Hi Greg,
Greg Ewing wrote:
> Stefan Behnel wrote:
>> Wouldn't special casing a type test for builtins and extension classes be
>> better here than adding new functions?
>
> I'm not sure what you mean by that. There's no run-time
> distinction between a builtin class, an extension class
> implemented with Pyrex, or an extension class created some
> other way. They're all just types.
I didn't mean at runtime. The compiler knows how to distinguish them.
> I could make the Pyrex version of isinstance() behave
> differently, but then it wouldn't have quite the same
> semantics as it does in Python. That could be confusing,
> especially since you aren't guaranteed to be always
> getting the directly-called version.
I could live with different semantics even in this case:
allowed_type = ExtType
print isinstance(obj, allowed_type) # Python semantics
and
print isinstance(obj, ExtType) # non-Python semantics
The Pyrex/Cython semanics would be:
- testing for an explicitly named extension type or builtin type would give
you a direct (sub-)type check (maybe even for tuples of subtypes? It would be
nice to optimise that as well)
- testing for a runtime type will fall back to Python semantics.
I think those are the perfect semantics for the context of Pyrex/Cython.
Besides, the actual difference of allowing or disallowing a type override
through ".__class__" is so tiny that almost no user will actually notice, and
those who need that distinction can well be asked to use a somewhat less
straight forward syntax. That's much better than forcing users to use a
non-standard function for the much more likely case that they do the type test
to make sure you can rely on a specific struct layout. One of the major use
cases of Pyrex/Cython is wrapping external libraries with Python classes,
after all.
> Rather than fiddle with the semantics, I felt it was
> better to provide different functions -- EIBTI and
> all that.
I would be fine with that if the new function was for the less common case.

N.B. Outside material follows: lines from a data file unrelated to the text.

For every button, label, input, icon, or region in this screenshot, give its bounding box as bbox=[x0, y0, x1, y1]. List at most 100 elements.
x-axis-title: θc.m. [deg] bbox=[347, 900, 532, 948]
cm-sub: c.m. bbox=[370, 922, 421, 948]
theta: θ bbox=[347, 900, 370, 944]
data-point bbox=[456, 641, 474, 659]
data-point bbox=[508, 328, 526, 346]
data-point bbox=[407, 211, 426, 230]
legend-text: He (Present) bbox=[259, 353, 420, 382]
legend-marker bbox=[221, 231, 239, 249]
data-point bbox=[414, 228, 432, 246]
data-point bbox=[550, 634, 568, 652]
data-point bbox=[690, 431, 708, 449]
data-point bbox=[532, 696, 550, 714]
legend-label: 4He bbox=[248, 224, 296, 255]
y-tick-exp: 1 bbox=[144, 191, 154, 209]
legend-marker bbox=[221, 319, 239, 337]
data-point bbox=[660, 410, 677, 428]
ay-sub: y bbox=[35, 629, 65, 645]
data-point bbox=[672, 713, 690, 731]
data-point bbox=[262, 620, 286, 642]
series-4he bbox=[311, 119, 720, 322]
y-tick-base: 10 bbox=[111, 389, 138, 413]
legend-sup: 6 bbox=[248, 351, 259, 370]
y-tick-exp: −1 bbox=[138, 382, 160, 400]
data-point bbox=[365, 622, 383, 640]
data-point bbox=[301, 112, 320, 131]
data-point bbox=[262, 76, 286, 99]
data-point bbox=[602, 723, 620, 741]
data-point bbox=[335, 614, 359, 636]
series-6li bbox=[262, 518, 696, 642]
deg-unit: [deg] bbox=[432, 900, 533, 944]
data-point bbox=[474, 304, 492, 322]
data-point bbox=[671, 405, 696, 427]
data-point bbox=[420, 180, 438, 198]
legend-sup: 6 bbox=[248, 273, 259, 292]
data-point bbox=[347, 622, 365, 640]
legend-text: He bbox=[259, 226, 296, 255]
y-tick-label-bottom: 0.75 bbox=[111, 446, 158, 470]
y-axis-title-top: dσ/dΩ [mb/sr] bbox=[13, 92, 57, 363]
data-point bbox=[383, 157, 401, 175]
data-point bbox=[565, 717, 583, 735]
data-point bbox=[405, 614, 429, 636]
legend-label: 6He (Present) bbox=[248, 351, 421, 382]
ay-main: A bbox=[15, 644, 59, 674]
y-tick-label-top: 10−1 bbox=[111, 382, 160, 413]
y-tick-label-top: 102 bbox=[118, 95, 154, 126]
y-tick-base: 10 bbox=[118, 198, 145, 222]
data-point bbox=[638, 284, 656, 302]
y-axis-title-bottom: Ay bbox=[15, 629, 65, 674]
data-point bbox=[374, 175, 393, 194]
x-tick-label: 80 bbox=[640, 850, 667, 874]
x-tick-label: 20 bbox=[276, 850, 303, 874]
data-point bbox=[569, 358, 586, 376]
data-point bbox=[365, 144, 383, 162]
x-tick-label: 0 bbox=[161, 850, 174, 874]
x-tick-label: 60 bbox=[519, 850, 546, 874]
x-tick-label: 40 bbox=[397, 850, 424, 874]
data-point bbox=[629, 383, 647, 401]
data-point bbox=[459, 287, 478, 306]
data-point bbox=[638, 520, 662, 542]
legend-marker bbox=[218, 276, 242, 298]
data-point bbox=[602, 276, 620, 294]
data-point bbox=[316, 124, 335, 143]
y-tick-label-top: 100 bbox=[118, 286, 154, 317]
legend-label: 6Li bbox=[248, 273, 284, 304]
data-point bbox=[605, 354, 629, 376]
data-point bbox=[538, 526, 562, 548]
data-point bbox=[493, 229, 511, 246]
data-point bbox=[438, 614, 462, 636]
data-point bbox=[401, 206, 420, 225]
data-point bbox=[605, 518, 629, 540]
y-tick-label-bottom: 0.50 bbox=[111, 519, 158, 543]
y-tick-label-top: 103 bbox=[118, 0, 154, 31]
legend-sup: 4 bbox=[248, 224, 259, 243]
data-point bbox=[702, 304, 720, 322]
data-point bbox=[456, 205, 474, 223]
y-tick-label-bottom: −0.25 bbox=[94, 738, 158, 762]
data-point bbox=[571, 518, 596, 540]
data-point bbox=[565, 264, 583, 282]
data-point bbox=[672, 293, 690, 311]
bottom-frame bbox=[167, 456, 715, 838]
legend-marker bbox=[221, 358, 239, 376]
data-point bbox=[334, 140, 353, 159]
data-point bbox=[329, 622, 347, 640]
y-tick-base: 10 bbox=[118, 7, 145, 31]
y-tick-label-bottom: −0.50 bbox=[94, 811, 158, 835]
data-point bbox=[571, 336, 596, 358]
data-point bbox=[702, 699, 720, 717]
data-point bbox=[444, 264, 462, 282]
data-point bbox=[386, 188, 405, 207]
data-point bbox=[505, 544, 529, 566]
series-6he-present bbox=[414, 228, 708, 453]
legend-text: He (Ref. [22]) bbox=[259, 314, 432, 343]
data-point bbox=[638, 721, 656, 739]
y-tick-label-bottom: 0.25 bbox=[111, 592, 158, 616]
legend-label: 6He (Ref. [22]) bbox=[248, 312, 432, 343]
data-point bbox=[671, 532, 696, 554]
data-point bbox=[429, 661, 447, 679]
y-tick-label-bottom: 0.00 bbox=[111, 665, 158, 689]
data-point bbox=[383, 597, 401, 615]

But I would say it's for the most common case, which would better be handled
by the normal function that is named as in Python.
>> So if you added doctests
>> to your test modules (as we do for ours), you could still validate the
>> resulting source code for Pyrex, but we could both join forces and
>> benefit
>> from a growing test suite.
>
> Okay, so you just want me to run the Cython tests as
> well. That shouldn't be too hard.
Sort of. I just want to avoid doubling the work on both sides. After all, I
prefer investing more time into the compiler than into the test suite.

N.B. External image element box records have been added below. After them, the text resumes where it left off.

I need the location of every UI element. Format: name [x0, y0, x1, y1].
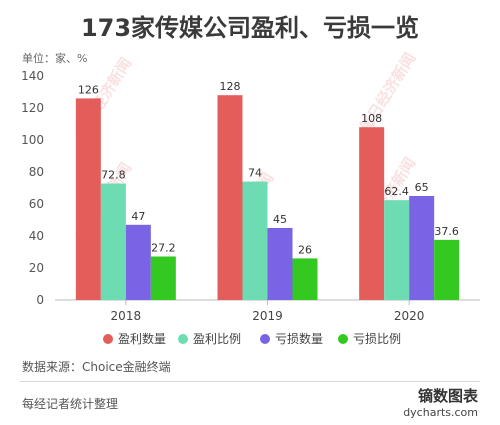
x-tick-label: 2018: [111, 309, 142, 323]
bar-value-label: 65: [415, 181, 429, 194]
bar-value-label: 74: [248, 167, 262, 180]
unit-label: 单位：家、%: [22, 52, 88, 65]
bar-value-label: 26: [298, 243, 312, 256]
bar-value-label: 47: [131, 210, 145, 223]
legend-swatch: [338, 333, 348, 344]
bar-1: [75, 98, 101, 301]
bar-3: [267, 228, 293, 300]
legend-label: 亏损数量: [275, 332, 324, 346]
bar-2: [242, 181, 268, 300]
legend-swatch: [103, 333, 113, 344]
brand-site: dycharts.com: [403, 406, 478, 419]
data-source: 数据来源：Choice金融终端: [22, 360, 171, 374]
brand-name: 镝数图表: [417, 387, 478, 405]
legend-swatch: [260, 333, 270, 344]
bar-value-label: 37.6: [434, 225, 459, 238]
legend-label: 盈利数量: [118, 332, 167, 346]
y-tick-label: 140: [21, 69, 44, 83]
bar-value-label: 126: [78, 83, 99, 96]
y-tick-label: 20: [29, 261, 44, 275]
bar-2: [100, 183, 126, 300]
bar-value-label: 45: [273, 213, 287, 226]
bar-value-label: 108: [361, 112, 382, 125]
x-tick-label: 2020: [394, 309, 425, 323]
bar-1: [359, 127, 385, 300]
bar-3: [409, 196, 435, 300]
bar-4: [292, 258, 318, 300]
bar-2: [384, 200, 410, 300]
y-tick-label: 40: [29, 229, 44, 243]
legend-item: 盈利数量: [103, 330, 166, 347]
bar-1: [217, 95, 243, 300]
legend-swatch: [178, 333, 188, 344]
x-tick-label: 2019: [252, 309, 283, 323]
y-tick-label: 60: [29, 197, 44, 211]
legend-label: 亏损比例: [353, 332, 402, 346]
footer-divider: [20, 381, 480, 382]
bar-3: [125, 224, 151, 300]
chart-title: 173家传媒公司盈利、亏损一览: [80, 14, 420, 42]
bar-value-label: 27.2: [151, 241, 176, 254]
legend-item: 亏损比例: [338, 330, 401, 347]
y-tick-label: 120: [21, 101, 44, 115]
legend-label: 盈利比例: [193, 332, 242, 346]
bar-value-label: 72.8: [101, 169, 126, 182]
legend-item: 盈利比例: [178, 330, 241, 347]
bar-4: [434, 239, 460, 300]
legend-item: 亏损数量: [260, 330, 323, 347]
y-tick-label: 0: [36, 293, 44, 307]
footer-note: 每经记者统计整理: [22, 397, 119, 411]
bar-4: [150, 256, 176, 300]
y-tick-label: 80: [29, 165, 44, 179]
bar-chart: 每日经济新闻每日经济新闻每日经济新闻每日经济新闻每日经济新闻0204060801…: [21, 49, 480, 323]
bar-value-label: 62.4: [384, 185, 409, 198]
bar-value-label: 128: [220, 80, 241, 93]
y-tick-label: 100: [21, 133, 44, 147]
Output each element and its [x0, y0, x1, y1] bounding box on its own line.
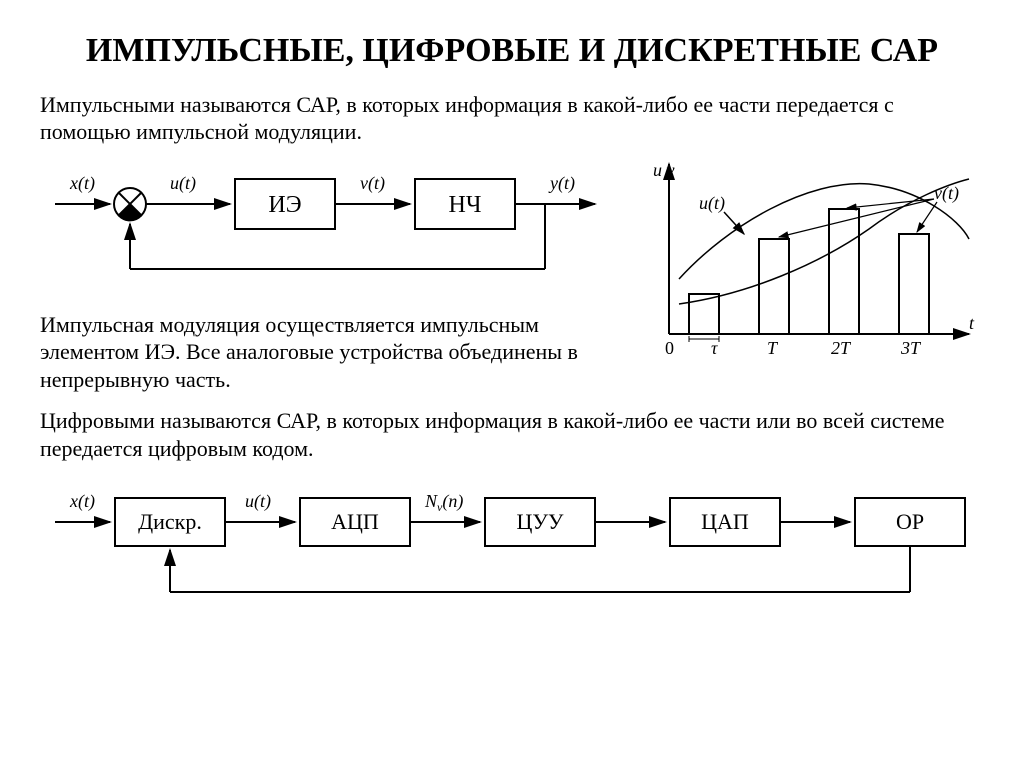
signal-u: u(t)	[170, 173, 196, 194]
page-title: ИМПУЛЬСНЫЕ, ЦИФРОВЫЕ И ДИСКРЕТНЫЕ САР	[40, 30, 984, 73]
pulse-bars	[689, 209, 929, 334]
tick-3T: 3T	[900, 338, 922, 358]
tick-T: T	[767, 338, 779, 358]
label-ut: u(t)	[699, 193, 725, 214]
block-adc-label: АЦП	[331, 509, 379, 534]
paragraph-3: Цифровыми называются САР, в которых инфо…	[40, 407, 984, 462]
label-vt: v(t)	[934, 183, 959, 204]
svg-text:Nv(n): Nv(n)	[424, 491, 463, 514]
tick-0: 0	[665, 338, 674, 358]
pulse-chart: u v t u(t) v(t)	[644, 154, 984, 379]
d2-signal-x: x(t)	[69, 491, 95, 512]
y-axis-label: u v	[653, 160, 675, 180]
block-or-label: ОР	[896, 509, 924, 534]
x-axis-label: t	[969, 313, 975, 333]
summing-junction	[114, 188, 146, 221]
block-diagram-1: x(t) u(t) ИЭ v(t)	[40, 154, 624, 299]
signal-y: y(t)	[548, 173, 575, 194]
signal-x: x(t)	[69, 173, 95, 194]
paragraph-2: Импульсная модуляция осуществляется импу…	[40, 311, 624, 394]
signal-v: v(t)	[360, 173, 385, 194]
tick-tau: τ	[711, 338, 718, 358]
d2-signal-nv: Nv(n)	[424, 491, 463, 514]
block-diagram-2: x(t) Дискр. u(t) АЦП Nv(n) ЦУУ ЦАП ОР	[40, 472, 984, 627]
block-diskr-label: Дискр.	[138, 509, 202, 534]
block-ie-label: ИЭ	[268, 192, 301, 218]
tick-2T: 2T	[831, 338, 852, 358]
block-dac-label: ЦАП	[701, 509, 749, 534]
block-nch-label: НЧ	[449, 192, 482, 218]
d2-signal-u: u(t)	[245, 491, 271, 512]
paragraph-1: Импульсными называются САР, в которых ин…	[40, 91, 984, 146]
block-cuu-label: ЦУУ	[516, 509, 563, 534]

> Is there somewhere I can download them from?
Yes, as Robert just pointed out. Note that most of them are actually based on
your own test suite, but most of the tests (those in the tests/run/ directory)

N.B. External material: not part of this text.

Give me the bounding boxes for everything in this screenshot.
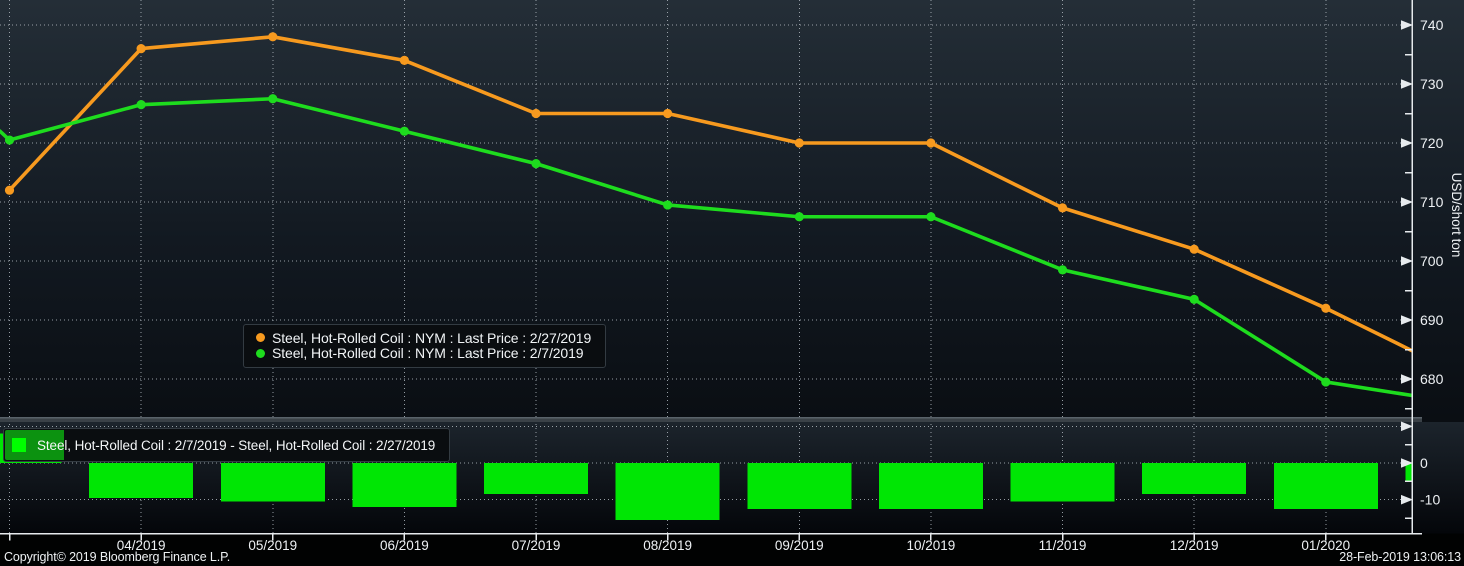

have an added doctest that is executed by the test runner script after
building the module.
You will also notice that the tests/errors/ directory has modules that produce
compiler errors, and the expected error messages are part of the modules
themselves.
When I wrote the test runner, my main goal was to keep the expected results in
the same file as the test code itself, so that you only have one file to edit
and look at (ok, minus .pxd and .h files). Doctests are just perfect for this.